Counties get Sh369bn despite drop in revenue they collected

Council of Governors chairman Wycliffe Oparanya speaks at his office in Kakamega on June 3. Counties will be allocated Sh369.9 billion in the coming financial year. PHOTO | ISAAC WALE | NATION MEDIA GROUP

What you need to know:

  • Conditional grants allocations amount to Sh13.7 billion, Sh30 billion being external loans and grants and Sh9.4 billion from the Roads Maintenance Levy Fund.
  • Counties will have to match their budgets to the country’s revenue, said John Kinuthia, the lead research analyst at International Budget Partnership.

County governments will receive Sh369. 9 billion in the 2020/2021 financial year despite a drop in revenues collected.

The shareable revenue for the 47 counties remained at Sh316 billion, which is equivalent to the current financial year’s allocation.

Conditional grants allocations amount to Sh13.7 billion, Sh30 billion being external loans and grants and Sh9.4 billion from the Roads Maintenance Levy Fund.

SHAREABLE REVENUE

To reduce counties’ dependence on shareable revenue, Treasury Cabinet Secretary Ukur Yatani said his ministry in conjunction with other stakeholders have finalised the development of an integrated revenue management system for county governments.

Counties have in the recent past become increasingly reliant on the State after failing to meet local revenue targets, thus continuously putting a strain on the Treasury to provide development top-up funds.

Under the Fourth Schedule of the Constitution, counties get their revenue from market and trade licensing fees, parking fees, liquor licensing, county parks, beaches and public cemeteries.
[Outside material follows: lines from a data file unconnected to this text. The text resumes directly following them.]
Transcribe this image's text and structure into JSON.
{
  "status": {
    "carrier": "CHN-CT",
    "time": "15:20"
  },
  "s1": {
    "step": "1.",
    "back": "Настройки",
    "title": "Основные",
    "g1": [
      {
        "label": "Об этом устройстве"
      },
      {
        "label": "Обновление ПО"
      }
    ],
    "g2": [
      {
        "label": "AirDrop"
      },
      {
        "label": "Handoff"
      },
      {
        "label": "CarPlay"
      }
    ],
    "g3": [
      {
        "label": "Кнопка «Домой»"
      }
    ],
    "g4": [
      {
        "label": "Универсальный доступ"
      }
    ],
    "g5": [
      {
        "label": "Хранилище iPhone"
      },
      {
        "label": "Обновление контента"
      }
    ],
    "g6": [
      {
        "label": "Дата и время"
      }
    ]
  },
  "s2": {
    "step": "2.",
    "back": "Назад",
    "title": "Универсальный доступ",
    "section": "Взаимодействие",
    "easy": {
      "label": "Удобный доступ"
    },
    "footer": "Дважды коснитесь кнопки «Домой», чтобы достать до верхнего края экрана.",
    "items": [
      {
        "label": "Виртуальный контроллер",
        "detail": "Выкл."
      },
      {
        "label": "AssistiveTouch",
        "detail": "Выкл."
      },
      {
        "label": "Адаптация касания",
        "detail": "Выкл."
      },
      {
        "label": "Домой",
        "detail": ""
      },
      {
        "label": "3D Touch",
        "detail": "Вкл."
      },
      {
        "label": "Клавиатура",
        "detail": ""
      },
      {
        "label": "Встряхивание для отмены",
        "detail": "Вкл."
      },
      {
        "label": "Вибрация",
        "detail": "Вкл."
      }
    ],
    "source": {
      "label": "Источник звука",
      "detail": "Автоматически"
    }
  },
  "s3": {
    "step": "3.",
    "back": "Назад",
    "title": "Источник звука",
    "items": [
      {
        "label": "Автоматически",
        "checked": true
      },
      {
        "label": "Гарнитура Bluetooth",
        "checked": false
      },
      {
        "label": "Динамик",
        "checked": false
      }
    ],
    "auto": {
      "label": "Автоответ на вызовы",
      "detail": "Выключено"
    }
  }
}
“The system, which is aimed at eliminating leakages and high revenue collection costs of the counties, is expected to be in place by the end of the FY 2020/21,” Mr Yatani said.

Counties will have to match their budgets to the country’s revenue, said John Kinuthia, the lead research analyst at International Budget Partnership.

DEBT REPAYMENTS

Mr Kinuthia said the Sh316 billion in shareable revenue that has remained the same as the 2019/20 financial year is acceptable given the under-performance of ordinary revenue, high debt repayments and a rising wage bill.

“Counties got the good end of the stick. They are lucky that the money was not reduced given the constrained fiscal environment. The national government has had to bear the load of revenue shortfalls, with counties missing the pinch of the lower-than-expected collections,” Mr Kinuthia said last evening.

Additionally, Treasury allocated Sh26.4 billion to the Nairobi Metropolitan Services to manage functions transferred from the Nairobi County government in February. This includes some Sh15.95 billion from the county’s equitable share and Sh660 million as an additional conditional allocation. NMS has also been allocated Sh1.5 billion from the national government’s equitable share to finance the Mukuru Renewal Project.

DISADVANTAGED COUNTIES

On pending bills, Mr Yatani reported that Sh36.7 billion or 71 percent of the total eligible bills had been settled by counties by May. The outstanding bills are expected to be cleared by June 30.

Some Sh6.8 billion has been allocated under the Equalisation Fund, from which billions of shillings are disbursed to disadvantaged counties through the Exchequer to cushion them and accelerate their development.